I wrote out the series which is:
$$\frac{y^2}{(1+y^2)} + \frac{y^2}{(1+y^2)^2} + \frac{y^2}{(1+y^2)^3} + ... $$ $$=\frac{y^2}{(1+y^2)}*(1 + \frac{1}{(1+y^2)} + \frac{1}{(1+y^2)^2} + ...)$$
$$=\frac{y^2}{(1+y^2)}*(\frac{1}{1 - (\frac{1}{(1+y^2)})})$$ $$ = 1$$
So this series converges to $1$ by the geometric series, now how would I show that this doesn't converges uniformly? I know the definition of uniform convergence which pretty much says
$\forall \epsilon >0,$ there is an $N > 0$ so $\forall y$ and $n \geq N$ we have $|f_n(y) - f(y)| < \epsilon$
But from this, I can't really think of an $\epsilon$... So how would I really approach this problem?

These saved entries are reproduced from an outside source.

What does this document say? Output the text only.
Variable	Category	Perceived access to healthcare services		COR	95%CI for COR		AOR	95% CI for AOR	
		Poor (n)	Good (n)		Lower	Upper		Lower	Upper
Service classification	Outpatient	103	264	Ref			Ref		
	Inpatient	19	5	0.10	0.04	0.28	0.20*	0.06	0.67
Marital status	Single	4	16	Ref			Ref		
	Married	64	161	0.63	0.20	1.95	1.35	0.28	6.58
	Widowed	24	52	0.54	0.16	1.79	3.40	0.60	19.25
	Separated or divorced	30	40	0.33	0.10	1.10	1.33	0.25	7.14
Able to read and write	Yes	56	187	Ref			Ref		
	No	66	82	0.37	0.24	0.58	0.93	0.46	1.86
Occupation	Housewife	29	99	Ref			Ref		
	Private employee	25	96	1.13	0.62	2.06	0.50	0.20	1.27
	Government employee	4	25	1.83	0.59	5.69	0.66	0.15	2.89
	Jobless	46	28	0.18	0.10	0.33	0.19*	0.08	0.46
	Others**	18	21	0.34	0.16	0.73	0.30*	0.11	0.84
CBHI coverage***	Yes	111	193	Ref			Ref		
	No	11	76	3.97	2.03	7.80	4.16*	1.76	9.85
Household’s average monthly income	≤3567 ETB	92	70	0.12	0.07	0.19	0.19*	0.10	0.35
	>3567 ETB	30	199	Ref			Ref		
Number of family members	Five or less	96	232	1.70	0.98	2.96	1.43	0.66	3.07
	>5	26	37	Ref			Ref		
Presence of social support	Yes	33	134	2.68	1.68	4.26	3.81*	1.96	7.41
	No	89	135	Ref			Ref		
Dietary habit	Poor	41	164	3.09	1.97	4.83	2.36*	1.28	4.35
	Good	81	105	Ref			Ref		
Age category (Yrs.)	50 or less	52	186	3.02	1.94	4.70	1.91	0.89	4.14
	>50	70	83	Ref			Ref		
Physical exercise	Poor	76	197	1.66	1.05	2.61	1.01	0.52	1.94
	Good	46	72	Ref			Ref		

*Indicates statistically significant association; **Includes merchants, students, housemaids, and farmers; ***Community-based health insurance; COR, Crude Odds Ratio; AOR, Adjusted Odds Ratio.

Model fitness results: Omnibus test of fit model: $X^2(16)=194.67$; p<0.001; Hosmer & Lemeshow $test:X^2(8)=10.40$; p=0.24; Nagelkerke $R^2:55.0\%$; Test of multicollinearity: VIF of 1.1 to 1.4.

Note that the sequence of function $$f_n(y) = \sum_{k=1}^n \dfrac{y^2}{(1+y^2)^n} = 1 - \dfrac1{(1+y^2)^n}$$ Clearly, $f_n(y) \to 1$. However, not uniformly, since given any $\epsilon > 0$ and any $n \in \mathbb{N}$, we can always find $y \in [-1,1]$ such that $\dfrac1{(1+y^2)^n} > \epsilon$. To be specific, we can choose any $y < \sqrt{\dfrac1{\epsilon^{1/n}}-1}$, if $\epsilon < 1$ and to be any number $y<1$ for $\epsilon \geq 1$.